Make the morning routine simple
Getting ready for school by doing most of the work the night before means that all your kids need to worry about is getting dressed and eating some breakfast. There’s no last-minute hunt for a homework assignment or a single shoe. “It’s a matter of keeping and sticking to that morning routine because you prepped the night before to make it smooth,” Weinstein said. “It’s frontloading.”
Build in some snuggles
It might sound impossible, but Markham writes that it’s well worth the effort to include five minutes or so to snuggle with each child before you go your separate ways for the day. “If everything else is already done, you can relax for 10 minutes,” she writes. “That time connecting with your child will transform your morning.”
Don’t come to their rescue
“If we always remember things for our kids or bail them out by driving the lunch box to school, there’s no reason for them to ever take responsibility and remember for themselves. By refusing to rescue our kids, we’ll train them for better behavior in the future. But we can’t just spring the no-rescue policy on children without warning—let them know in advance that part of growing up is taking responsibility for themselves, and that you won’t be driving forgotten items to school. If they forget their homework or lunch, they’ll need to face the consequences – they won’t starve, but I promise they’ll remember the lunch box the next day!”
Amy McCready, founder of Positive Parenting Solutions, via Today
Set it to music
“Create a playlist of your child’s favorite songs. Every task (use the bathroom, get dressed, eat breakfast) is connected to one song and must be completed by the time the song is over. Your kids will happily sing along; just make sure they don’t get distracted having a dance party.”

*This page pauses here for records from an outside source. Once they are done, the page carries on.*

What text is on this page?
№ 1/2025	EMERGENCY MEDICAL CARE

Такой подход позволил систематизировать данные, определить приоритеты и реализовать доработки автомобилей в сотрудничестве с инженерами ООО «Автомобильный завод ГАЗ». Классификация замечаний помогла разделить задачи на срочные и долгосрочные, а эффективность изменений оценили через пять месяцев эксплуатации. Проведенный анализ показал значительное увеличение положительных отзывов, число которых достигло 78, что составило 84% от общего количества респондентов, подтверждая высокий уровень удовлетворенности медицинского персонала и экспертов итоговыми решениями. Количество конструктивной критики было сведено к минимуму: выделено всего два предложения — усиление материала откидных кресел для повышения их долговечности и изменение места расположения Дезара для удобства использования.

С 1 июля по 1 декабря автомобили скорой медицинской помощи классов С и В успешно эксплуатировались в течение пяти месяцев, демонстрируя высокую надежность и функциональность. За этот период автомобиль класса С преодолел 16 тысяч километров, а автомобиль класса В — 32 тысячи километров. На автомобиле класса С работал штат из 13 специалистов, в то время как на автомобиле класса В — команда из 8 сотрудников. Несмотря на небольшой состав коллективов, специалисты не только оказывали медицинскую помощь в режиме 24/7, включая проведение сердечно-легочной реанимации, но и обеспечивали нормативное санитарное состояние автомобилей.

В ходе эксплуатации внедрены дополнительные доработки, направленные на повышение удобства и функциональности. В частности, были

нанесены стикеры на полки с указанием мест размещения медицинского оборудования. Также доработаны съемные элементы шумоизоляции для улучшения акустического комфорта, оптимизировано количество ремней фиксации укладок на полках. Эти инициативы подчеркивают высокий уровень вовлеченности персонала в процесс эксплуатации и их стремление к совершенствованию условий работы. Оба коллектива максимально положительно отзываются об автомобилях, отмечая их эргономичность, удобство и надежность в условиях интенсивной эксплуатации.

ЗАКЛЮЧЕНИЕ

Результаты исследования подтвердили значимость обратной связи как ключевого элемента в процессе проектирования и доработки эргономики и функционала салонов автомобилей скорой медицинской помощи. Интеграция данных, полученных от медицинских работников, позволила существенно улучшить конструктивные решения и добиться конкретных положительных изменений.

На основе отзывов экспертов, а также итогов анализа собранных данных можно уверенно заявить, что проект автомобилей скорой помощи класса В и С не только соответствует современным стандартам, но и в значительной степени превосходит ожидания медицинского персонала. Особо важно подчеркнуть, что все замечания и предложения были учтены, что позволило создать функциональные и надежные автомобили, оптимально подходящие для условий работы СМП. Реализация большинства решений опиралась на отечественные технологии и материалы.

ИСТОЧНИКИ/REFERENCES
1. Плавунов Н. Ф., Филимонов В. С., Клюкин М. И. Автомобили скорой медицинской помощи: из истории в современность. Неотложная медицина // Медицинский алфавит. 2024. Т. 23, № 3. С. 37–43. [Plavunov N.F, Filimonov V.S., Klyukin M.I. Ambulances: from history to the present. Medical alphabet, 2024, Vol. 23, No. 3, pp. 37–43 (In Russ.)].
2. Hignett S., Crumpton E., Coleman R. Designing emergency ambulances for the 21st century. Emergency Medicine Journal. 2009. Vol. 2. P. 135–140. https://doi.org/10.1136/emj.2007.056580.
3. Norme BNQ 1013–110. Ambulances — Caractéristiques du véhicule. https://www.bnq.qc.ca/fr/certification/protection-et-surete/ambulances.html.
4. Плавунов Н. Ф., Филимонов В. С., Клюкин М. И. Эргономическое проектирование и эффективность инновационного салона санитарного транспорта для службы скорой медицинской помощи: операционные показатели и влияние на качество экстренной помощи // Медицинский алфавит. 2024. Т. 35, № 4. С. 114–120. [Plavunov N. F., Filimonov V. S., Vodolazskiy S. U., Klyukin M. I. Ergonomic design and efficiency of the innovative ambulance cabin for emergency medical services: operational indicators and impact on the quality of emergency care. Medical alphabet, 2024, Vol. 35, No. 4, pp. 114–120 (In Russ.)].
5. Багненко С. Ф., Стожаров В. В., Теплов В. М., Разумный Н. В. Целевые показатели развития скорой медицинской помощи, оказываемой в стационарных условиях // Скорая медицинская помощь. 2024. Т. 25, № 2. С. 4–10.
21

Jill Cedar, a psychotherapist, via Today Parenting Team
“Together with your child, create a chart that details the sequence in which each morning activity should take place. Help her get into the habit of referring to the chart every day. (For pre-readers, use pictures to denote activities, such as a toothpaste advertisement clipped from a magazine to represent teeth-brushing time.) Or have your child make a tape recording in which he reminds himself what to do and when to do it. No more being nagged by Mom or Dad!”